The obvious one is the people gap. After SolarWinds, every enterprise finally got an AppSec budget. All of it went to tools built for binary malware, which is the wrong threat model for 99% of what’s actually shipping. The people who understand the real threat, the ones who catch these things first, are sitting in one-person teams without the budget to breathe. Paul said it plain, and it should be printed on the wall of every CISO’s office.
The less obvious one is buried in his answer about AI. He mentioned finding a malicious AI skill in one of his sandboxes last week. Read that sentence again. The supply chain attack surface is already moving from npm and PyPI into .claude/skills directories, and there is zero mature tooling for it. No hash detection, no behavior signatures, no sandbox model anyone trusts. The same gap Paul is describing at the previous layer, moved one floor up, and nobody is ready for it.
What this means
For everyday users. You don’t run Trivy and you don’t install AI skills. But every app you trust with your data is built by developers who do. When a compromised dev tool siphons credentials or injects bad code into a build pipeline, the blast radius doesn’t stay inside engineering. It hits your bank, your health portal, your employer’s HR system, the app you use to talk to your kids’ teachers. Almost every “we’re writing to inform you of a data breach” email you’ve received in the last five years traces back to something that started on a developer’s machine and rolled downhill.
For technical people. If you’re a developer or running AppSec, Paul basically handed you a working checklist. Pin your GitHub Actions by commit SHA, not tag. Sign your commits. Run pre-commit hooks that actually scan. Don’t assume your EDR caught anything malicious in your last pip install or npm install, because Paul just told you it didn’t. And that AI skill you dropped into .claude/skills last week, treat it like a random package from an account you’ve never heard of, because that’s what it is until proven otherwise.
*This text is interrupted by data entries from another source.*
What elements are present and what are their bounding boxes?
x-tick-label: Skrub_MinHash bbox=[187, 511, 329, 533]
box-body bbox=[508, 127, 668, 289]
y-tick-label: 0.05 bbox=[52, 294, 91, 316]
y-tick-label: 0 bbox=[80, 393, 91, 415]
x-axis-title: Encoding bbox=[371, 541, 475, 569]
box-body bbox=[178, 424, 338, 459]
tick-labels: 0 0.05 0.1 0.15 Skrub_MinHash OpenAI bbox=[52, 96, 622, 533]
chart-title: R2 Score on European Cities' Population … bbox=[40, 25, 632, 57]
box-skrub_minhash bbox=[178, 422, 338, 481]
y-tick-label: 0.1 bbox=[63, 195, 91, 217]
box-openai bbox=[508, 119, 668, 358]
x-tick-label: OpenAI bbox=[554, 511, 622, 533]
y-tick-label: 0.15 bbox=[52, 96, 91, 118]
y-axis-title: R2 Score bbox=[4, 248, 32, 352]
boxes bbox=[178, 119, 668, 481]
The detection layer you’re counting on was built for a previous decade of threat, which means the burden is back on engineering judgment. The teams that survive this era will be the ones where developers and AppSec treat each other as peers, not as a tax on each other’s velocity.
For enterprises. If your AppSec team is one person and you’ve already bought the post-SolarWinds tool stack, Paul is telling you plainly that you don’t have a security program. You have a risk transfer document with scanners bolted to it. The companies that actually get this right over the next five years will have fewer tools and more subject matter experts, and they’ll be the ones not showing up in headlines.
For legislators and policymakers. The current regulatory frameworks on software supply chain (SBOM mandates in the US, the Cyber Resilience Act in the EU) assume the problem is transparency. Know what’s in your software. That’s useful, but it’s already one regulation behind the actual threat. The scanners you’re mandating visibility into were built for a threat model that isn’t the threat model anymore. You can mandate inventory all day on a detection layer that cannot see interpreted malware and has no framework at all for malicious AI skills, and you still end up with the same gap Paul is describing. Policy is already playing catchup, and AI skills means it’s about to be playing catch up on two fronts.
Paul McCarty runs OpenSourceMalware and teaches supply chain red teaming at BSides. The research on the Trivy compromise was a collaborative effort across a cross-company intelligence sharing group.